# REGEN: Reference-Guided Synthetic Multivariate Time Series Generation for Forecasting

> Source: <https://arxiv.org/abs/2606.05264>
> Published: 2026-06-05 04:00:00+00:00

arXiv:2606.05264v1 Announce Type: new
Abstract: Training robust multivariate time series forecasting models requires large, diverse corpora, yet many real-world domains provide only a handful of observed sequences. Existing generators fail to resolve this mismatch: prior-based approaches (e.g., CauKer, TimePFN) produce domain-agnostic samples, while data-driven methods (e.g., TimeGAN) treat references as black-box supervision, forfeiting explicit control over periodic structure, local variability, and cross-variable dynamics.
We propose ReGeN, a reference-guided generative pipeline that treats observed sequences not as examples to imitate, but as structural scaffolds for controllable synthesis. ReGeN decomposes each reference into three interpretable components: a phase-aligned periodic backbone capturing dominant domain morphology; per-variable stochastic residuals modeled with a deep-kernel Gaussian process; and lag-aware cross-variable dependencies injected through a structural causal model with fitted coupling coefficients. Sampling these components at controllable temperature broadens distributional coverage while preserving domain-grounded structure.

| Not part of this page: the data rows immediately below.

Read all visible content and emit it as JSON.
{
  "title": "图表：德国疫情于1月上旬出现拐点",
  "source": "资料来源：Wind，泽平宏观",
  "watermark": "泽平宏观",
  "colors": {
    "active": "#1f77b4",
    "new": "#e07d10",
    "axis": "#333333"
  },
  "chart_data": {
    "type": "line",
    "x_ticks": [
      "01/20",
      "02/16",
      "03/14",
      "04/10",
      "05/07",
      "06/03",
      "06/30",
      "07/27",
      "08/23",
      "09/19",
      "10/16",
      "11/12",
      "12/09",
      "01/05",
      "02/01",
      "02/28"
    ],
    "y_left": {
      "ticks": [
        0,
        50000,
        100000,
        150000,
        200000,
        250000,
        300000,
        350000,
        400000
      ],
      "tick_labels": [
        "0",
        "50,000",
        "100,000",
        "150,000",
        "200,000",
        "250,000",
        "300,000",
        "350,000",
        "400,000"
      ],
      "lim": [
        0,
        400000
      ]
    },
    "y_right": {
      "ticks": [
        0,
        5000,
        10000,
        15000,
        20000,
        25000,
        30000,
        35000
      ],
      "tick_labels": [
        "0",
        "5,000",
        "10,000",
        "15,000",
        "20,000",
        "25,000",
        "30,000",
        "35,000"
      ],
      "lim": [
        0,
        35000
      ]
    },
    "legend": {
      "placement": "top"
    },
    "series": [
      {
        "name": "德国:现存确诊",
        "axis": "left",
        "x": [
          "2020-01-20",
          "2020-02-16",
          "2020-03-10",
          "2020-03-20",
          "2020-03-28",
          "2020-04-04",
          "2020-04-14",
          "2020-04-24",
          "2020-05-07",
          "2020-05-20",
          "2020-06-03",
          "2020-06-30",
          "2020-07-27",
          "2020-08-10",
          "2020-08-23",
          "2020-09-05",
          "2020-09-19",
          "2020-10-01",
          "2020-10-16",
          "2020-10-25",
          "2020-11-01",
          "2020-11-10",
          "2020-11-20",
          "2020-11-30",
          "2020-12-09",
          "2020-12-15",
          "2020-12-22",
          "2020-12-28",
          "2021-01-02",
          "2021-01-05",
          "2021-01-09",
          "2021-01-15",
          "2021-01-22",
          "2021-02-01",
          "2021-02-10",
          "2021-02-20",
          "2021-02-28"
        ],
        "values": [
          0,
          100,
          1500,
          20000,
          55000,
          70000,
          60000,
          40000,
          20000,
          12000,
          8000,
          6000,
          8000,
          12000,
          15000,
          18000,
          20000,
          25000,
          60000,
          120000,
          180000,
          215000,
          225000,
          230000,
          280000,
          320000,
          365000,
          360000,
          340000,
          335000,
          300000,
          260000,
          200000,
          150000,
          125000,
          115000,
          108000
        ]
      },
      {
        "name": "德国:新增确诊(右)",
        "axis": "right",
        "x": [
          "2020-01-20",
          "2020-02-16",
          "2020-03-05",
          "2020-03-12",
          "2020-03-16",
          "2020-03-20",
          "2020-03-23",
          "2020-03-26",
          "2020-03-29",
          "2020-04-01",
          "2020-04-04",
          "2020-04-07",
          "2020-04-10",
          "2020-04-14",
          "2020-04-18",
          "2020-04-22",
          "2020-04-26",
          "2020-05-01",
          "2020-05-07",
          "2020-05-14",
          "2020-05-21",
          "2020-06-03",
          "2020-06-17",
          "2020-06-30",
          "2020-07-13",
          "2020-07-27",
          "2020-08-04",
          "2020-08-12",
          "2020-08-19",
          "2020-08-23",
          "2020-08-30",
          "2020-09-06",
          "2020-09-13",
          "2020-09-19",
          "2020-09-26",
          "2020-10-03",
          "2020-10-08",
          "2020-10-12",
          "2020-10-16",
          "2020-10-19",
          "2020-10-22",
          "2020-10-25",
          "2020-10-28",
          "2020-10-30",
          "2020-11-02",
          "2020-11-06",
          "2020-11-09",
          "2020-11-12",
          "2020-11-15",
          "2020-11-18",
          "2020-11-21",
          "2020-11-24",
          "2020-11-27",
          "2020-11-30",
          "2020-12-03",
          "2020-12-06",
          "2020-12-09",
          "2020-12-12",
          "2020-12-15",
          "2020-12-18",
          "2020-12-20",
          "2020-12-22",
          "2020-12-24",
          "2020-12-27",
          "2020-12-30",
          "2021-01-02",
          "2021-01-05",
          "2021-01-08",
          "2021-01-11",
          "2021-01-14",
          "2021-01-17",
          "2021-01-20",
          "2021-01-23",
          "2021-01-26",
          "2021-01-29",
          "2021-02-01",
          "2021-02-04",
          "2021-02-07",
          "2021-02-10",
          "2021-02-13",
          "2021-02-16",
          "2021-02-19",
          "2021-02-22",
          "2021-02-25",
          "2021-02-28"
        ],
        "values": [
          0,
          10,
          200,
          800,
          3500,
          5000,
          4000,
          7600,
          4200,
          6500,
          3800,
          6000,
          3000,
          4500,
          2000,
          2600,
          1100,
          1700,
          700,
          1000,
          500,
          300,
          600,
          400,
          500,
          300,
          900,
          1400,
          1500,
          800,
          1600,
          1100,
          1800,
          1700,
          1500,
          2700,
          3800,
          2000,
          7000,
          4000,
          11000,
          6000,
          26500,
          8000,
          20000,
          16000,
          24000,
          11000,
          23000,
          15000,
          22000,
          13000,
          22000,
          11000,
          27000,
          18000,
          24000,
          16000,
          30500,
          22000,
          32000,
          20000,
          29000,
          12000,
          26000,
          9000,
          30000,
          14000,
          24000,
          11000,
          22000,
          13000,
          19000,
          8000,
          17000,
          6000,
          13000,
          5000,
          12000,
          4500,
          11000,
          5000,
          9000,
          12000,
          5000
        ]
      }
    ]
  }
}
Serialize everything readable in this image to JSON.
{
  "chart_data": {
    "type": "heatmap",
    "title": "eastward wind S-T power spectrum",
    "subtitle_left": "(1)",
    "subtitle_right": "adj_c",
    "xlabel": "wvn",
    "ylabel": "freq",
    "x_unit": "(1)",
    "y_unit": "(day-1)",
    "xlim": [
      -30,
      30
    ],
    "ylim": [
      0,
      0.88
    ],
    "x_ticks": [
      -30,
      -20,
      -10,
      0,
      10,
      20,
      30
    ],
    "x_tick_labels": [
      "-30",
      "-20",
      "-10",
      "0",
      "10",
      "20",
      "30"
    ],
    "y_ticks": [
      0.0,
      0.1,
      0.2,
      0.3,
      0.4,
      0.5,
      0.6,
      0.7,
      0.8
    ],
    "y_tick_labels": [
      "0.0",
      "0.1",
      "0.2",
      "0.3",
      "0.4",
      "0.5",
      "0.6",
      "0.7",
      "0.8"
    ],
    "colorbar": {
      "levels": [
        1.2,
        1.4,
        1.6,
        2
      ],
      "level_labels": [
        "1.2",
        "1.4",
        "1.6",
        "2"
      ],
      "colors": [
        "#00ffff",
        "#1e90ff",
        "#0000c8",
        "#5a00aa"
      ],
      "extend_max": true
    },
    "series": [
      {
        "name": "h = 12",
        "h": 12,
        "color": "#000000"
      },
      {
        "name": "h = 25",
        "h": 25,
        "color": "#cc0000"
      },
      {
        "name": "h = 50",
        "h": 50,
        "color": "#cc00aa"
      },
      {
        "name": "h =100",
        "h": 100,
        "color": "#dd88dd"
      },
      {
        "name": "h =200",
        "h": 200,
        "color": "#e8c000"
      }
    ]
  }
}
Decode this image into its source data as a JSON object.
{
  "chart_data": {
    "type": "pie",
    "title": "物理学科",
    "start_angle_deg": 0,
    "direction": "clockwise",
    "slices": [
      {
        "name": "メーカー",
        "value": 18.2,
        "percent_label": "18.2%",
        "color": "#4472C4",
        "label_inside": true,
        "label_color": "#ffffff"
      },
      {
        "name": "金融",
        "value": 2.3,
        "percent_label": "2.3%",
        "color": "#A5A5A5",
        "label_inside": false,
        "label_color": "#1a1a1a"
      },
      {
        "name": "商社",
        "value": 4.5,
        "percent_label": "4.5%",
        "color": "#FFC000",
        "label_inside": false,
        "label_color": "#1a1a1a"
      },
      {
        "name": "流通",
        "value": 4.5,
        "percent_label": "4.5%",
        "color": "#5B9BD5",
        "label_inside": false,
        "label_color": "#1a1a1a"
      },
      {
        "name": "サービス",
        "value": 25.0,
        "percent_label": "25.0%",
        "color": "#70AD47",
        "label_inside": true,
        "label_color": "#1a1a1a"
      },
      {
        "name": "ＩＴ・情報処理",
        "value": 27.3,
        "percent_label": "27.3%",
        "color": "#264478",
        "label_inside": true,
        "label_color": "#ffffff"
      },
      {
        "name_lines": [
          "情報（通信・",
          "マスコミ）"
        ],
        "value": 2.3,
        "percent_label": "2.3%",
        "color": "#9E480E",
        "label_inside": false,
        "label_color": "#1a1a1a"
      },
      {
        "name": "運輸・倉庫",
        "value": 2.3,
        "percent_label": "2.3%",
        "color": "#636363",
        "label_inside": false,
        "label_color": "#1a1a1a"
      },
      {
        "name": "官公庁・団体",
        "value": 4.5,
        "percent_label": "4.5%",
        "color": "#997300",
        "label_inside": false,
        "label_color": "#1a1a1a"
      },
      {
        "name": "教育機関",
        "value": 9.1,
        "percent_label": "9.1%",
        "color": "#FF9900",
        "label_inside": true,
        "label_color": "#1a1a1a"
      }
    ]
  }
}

We show that ReGeN-generated data consistently substitutes for real sibling data with minimal forecasting degradation, and in strongly periodic domains such as traffic, can outperform the real source itself. We further show that a foundation model pretrained on ReGeN corpora outperforms those pretrained on prior-based and data-driven synthetic alternatives. This suggests that in low-data regimes, how reference data is structurally exploited can matter as much as how much data is available.